Der Grund. Das Feld des Sichtbaren

Der Grund. Das Feld des Sichtbaren

Veranstalter
Nationale Forschungsschwerpunkt "Bildkritik", Universitaet Basel
Veranstaltungsort
Schaulager
Ort
Basel
Land
Switzerland
Vom - Bis
22.01.2009 - 24.01.2009
Von
Dr. Matteo Burioni

DER GRUND. DAS FELD DES SICHTBAREN
Tagung des Nationalen Forschungsschwerpunktes Bildkritik, Universitaet
Basel, in Kooperation mit Schaulager
Datum: 22.-24. Januar 2009
Ort: Schaulager, Basel

Auf dem Grund stehen wir, er traegt uns. Wenn wir einen Grund angeben sollen, meinen wir eine kausale Bestimmung und sprechen vom Begruenden. Aber auch bei Bildern koennen wir einen Grund benennen. - Die Beschaeftigung mit dem Grund war lange Zeit von den einflussreichen Theoremen der Gestaltpsychologie beherrscht. Auch wenn diese Ansaetze Entscheidendes zum Verstaendnis beigetragen haben, so haben sie doch den Grund meist als stabile, zentrierende Kraft gedeutet, ohne seine dynamischen Aspekte angemessen zu beruecksichtigen. Bei dem viel diskutierten Figur-Grund-Kontrast sollten wir es nicht bewenden lassen.

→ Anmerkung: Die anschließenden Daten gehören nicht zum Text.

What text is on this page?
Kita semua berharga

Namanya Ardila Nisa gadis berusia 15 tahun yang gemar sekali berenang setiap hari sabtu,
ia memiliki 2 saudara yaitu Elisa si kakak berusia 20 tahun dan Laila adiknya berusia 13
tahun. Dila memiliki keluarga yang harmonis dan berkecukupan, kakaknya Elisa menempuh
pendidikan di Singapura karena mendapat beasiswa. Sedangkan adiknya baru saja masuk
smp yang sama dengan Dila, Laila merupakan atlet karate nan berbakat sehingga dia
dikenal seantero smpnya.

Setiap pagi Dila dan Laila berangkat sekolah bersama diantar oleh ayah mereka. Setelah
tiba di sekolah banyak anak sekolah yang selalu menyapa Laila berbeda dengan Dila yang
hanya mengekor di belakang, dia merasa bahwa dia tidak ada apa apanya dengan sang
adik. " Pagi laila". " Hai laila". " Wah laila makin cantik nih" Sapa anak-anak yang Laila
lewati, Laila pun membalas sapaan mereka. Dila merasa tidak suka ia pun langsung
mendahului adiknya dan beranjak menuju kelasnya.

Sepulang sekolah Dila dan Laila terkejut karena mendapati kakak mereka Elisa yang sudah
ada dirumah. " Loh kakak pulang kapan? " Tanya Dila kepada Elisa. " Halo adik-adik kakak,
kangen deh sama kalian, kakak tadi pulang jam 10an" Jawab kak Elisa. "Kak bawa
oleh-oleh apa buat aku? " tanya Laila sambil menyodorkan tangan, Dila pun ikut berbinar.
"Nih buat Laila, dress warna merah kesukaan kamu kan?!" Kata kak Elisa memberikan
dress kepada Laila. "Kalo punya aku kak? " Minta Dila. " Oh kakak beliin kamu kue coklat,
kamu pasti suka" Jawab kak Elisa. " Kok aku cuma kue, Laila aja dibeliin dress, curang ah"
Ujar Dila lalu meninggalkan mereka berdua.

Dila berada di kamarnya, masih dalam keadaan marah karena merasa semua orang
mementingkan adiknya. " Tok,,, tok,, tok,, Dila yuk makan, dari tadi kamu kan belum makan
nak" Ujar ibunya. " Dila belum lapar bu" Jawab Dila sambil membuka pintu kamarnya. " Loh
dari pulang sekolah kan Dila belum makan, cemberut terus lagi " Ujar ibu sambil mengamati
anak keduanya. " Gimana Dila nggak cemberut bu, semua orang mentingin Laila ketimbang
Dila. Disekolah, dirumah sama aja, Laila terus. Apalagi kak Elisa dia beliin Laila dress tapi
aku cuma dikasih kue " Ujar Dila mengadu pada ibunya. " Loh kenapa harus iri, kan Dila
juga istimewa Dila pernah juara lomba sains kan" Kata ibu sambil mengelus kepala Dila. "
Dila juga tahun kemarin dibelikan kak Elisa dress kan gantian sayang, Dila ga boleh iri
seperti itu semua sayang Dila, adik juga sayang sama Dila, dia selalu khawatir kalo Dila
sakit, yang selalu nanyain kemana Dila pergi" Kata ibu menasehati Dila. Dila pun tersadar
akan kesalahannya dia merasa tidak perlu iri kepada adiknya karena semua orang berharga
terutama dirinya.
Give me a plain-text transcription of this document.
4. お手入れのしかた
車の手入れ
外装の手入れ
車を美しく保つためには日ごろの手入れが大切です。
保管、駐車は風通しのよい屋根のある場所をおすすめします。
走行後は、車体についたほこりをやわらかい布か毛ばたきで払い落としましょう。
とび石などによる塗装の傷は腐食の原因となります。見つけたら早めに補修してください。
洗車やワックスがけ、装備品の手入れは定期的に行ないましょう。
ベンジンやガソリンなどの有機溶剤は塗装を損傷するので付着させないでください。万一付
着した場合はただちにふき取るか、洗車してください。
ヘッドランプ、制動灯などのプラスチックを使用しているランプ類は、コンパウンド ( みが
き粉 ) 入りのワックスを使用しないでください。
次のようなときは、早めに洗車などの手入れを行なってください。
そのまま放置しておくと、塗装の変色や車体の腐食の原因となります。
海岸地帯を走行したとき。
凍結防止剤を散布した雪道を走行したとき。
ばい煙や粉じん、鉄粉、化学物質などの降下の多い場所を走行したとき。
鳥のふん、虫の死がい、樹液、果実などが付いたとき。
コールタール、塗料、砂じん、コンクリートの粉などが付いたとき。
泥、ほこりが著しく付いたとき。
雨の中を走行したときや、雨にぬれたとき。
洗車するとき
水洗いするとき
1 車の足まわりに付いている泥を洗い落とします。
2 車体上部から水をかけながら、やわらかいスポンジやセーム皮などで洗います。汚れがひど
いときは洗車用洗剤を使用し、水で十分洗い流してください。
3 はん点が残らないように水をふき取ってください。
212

Denn der Grund ist der Ort eines ikonischen Differenzgeschehens. Im Wahrnehmungsfeld heben sich Konfigurationen voneinander ab. Eine Fuelle von Unterscheidungsoperationen ereignet sich zeitlich im Gesichtsfeld. Der Grund stiftet einen Zusammenhang und ist zugleich Teil dieses Geschehens.

In einem ersten Schritt soll die Metaphorik des Begriffes "Grund" abgeschritten werden, um sich dann zu ueberlegen, wie es kommen konnte, dass ein solcher Festigkeit und Soliditaet suggerierender Begriff auf Bilder uebertragen werden konnte. Im Ausgang von Kants Bestimmung von "Grund" als symbolische Hypotypose (KU B 256) liegt die metaphorische Valenz des Begriffes auf der Hand. Es wäre zu überlegen, ob die rhetorischen Tropen eines Grundes beduerfen, um überhaupt in Erscheinung zu treten. Der ,uneigentliche Gebrauch' eines Wortes waere dann immer schon eine Ansichtssache: abhaengig von der Sichtweise auf eine dynamisch sich wandelnde Konfiguration.

Die Architektur zeigt uns, dass der Grund in horizontaler und vertikaler Hinsicht verstanden werden will. Der Grund ist das ausgezeichnete Feld, auf dem man etwas errichtet: Architekturen, ,Archiskulpturen', Skulpturen überhaupt: Bildwerke. Er ist aber auch die Relation des Gruendens, in der die Aufrichtung zur Erscheinung gebracht wird. Bauten stehen nicht nur auf sicheren Grund. Sie stellen den Prozess der Aufrichtung zur Schau. Gerade hierin sahen Heidegger und Derrida die Arbeitsweise der Architektur und des Denkens am Werk.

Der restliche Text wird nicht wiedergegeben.